Transparence des négociations, condition de la démocratie
Avec la mondialisation libérale, la démocratie se voit toujours plus vidée de son contenu. La négociation secrète d’accords dont dépend l’avenir des populations devient la règle. Les membres du Réseau parlementaire international interviendront dans leurs pays pour exiger que les documents discutés dans le cadre de ces négociations, que les délibérations en cours et que les positions défendues par chaque gouvernement soient rendus publics. La transparence n’est que l’une des conditions indispensables à l’exercice réel de la démocratie, mais c’est l’une des conditions les plus essentielles.
Les parlementaires des pays du Nord, en particulier, doivent interpeller leurs gouvernements sur leurs politiques (y compris au sein du Fonds monétaire international) envers les pays du Sud frappés par la crise du libéralisme et poser publiquement la question de comment appuyer la mise en oeuvre de programmes permettant de combattre la faim à l’échelle mondiale.
Les parlements doivent pouvoir jouer leur rôle de législateur, de contrôle de l’exécutif et des politiques budgétaires, et exprimer la vie politique du pays. Ils doivent être ouverts aux mouvements de la société et à leurs aspirations.
Solidarités
Nous réaffirmons notre opposition au projet actuel de l’Accord de libre échange des Amériques (ALCA) qui reviendrait à une subordination économique de l’Amérique latine aux États-Unis. Nous demandons un autre type d’intégration démocratique et économique régionale. Le Réseau parlementaire international devra suivre attentivement les négociations en cours afin d’empêcher tout accord de caractère inéquitable.
Nous réaffirmons de même notre soutien à une solution politique au conflit en Colombie par la promotion de la justice sociale et sans aucune intervention militaire étrangère.
Le Forum parlementaire mondial exprime son appui et sa solidarité aux paysans de Bolivie, condamne la sanglante répression menée contre eux au cours de derniers jours, et demande une solution favorable à leurs revendications légitimes.
Le Forum parlementaire mondial exprime son appui au peuple cubain, à sa volonté, à son droit inaliénable à l’indépendance, la souveraineté et l’autodétermination.
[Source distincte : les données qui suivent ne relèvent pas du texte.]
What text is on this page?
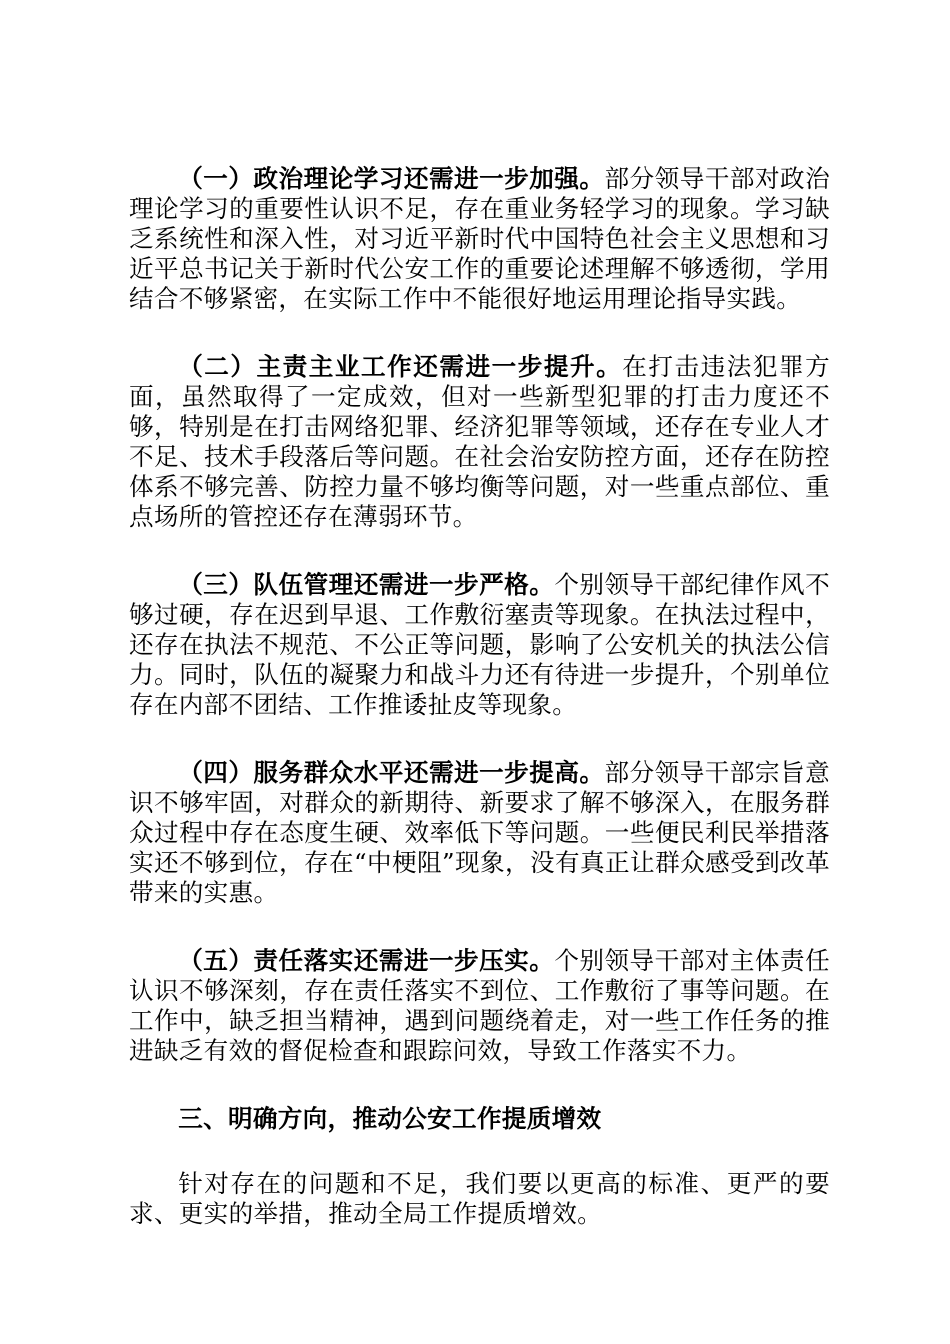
（一）政治理论学习还需进一步加强。部分领导干部对政治理论学习的重要性认识不足，存在重业务轻学习的现象。学习缺乏系统性和深入性，对习近平新时代中国特色社会主义思想和习近平总书记关于新时代公安工作的重要论述理解不够透彻，学用结合不够紧密，在实际工作中不能很好地运用理论指导实践。

（二）主责主业工作还需进一步提升。在打击违法犯罪方面，虽然取得了一定成效，但对一些新型犯罪的打击力度还不够，特别是在打击网络犯罪、经济犯罪等领域，还存在专业人才不足、技术手段落后等问题。在社会治安防控方面，还存在防控体系不够完善、防控力量不够均衡等问题，对一些重点部位、重点场所的管控还存在薄弱环节。

（三）队伍管理还需进一步严格。个别领导干部纪律作风不够过硬，存在迟到早退、工作敷衍塞责等现象。在执法过程中，还存在执法不规范、不公正等问题，影响了公安机关的执法公信力。同时，队伍的凝聚力和战斗力还有待进一步提升，个别单位存在内部不团结、工作推诿扯皮等现象。

（四）服务群众水平还需进一步提高。部分领导干部宗旨意识不够牢固，对群众的新期待、新要求了解不够深入，在服务群众过程中存在态度生硬、效率低下等问题。一些便民利民举措落实还不够到位，存在“中梗阻”现象，没有真正让群众感受到改革带来的实惠。

（五）责任落实还需进一步压实。个别领导干部对主体责任认识不够深刻，存在责任落实不到位、工作敷衍了事等问题。在工作中，缺乏担当精神，遇到问题绕着走，对一些工作任务的推进缺乏有效的督促检查和跟踪问效，导致工作落实不力。

三、明确方向，推动公安工作提质增效

针对存在的问题和不足，我们要以更高的标准、更严的要求、更实的举措，推动全局工作提质增效。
Il doit être maître de son propre destin. Nous exigeons la levée sans condition du blocus des États-Unis contre Cuba, ainsi que des lois Torricelli, Helms-Burton et de "Ajuste Cubano", et de leurs décrets d’application.
Le Forum parlementaire mondial soutient les organisations paysannes du Mexique « El Campo no aguanta mas » qui demandent la renégociation du volet agriculture et pêche du Traité de libre échange (ALENA) signé avec le Canada et les États-Unis.
Dans le cadre des prochaines échéances des Nations-unies, nous demandons l’application des résolutions de l’ONU sur l’autodétermination et l’indépendance du peuple sahraoui à travers notamment la tenue du référendum.
Mobilisations
Dans le cadre de leur engagement contre la guerre et la mondialisation inégalitaire, les membres du Réseau parlementaire international participeront aux grandes mobilisations prévues pour 2003 par les mouvements sociaux et citoyens, comme celles qui se dérouleront à l’occasion du sommet du G8, en juin, à Evian (France).
Un débat sur les rapports entre les partis politiques et les mouvements sociaux est nécessaire. Nous versons comme élément à ce débat la contribution rédigée par le groupe de travail qui a traité de cette question durant notre forum.
Le Réseau parlementaire international préparera activement le prochain Forum parlementaire mondial qui, en Inde, devra tirer le bilan des campagnes menées en 2003, préparer les initiatives de 2004 et permettre de véritables échanges politiques.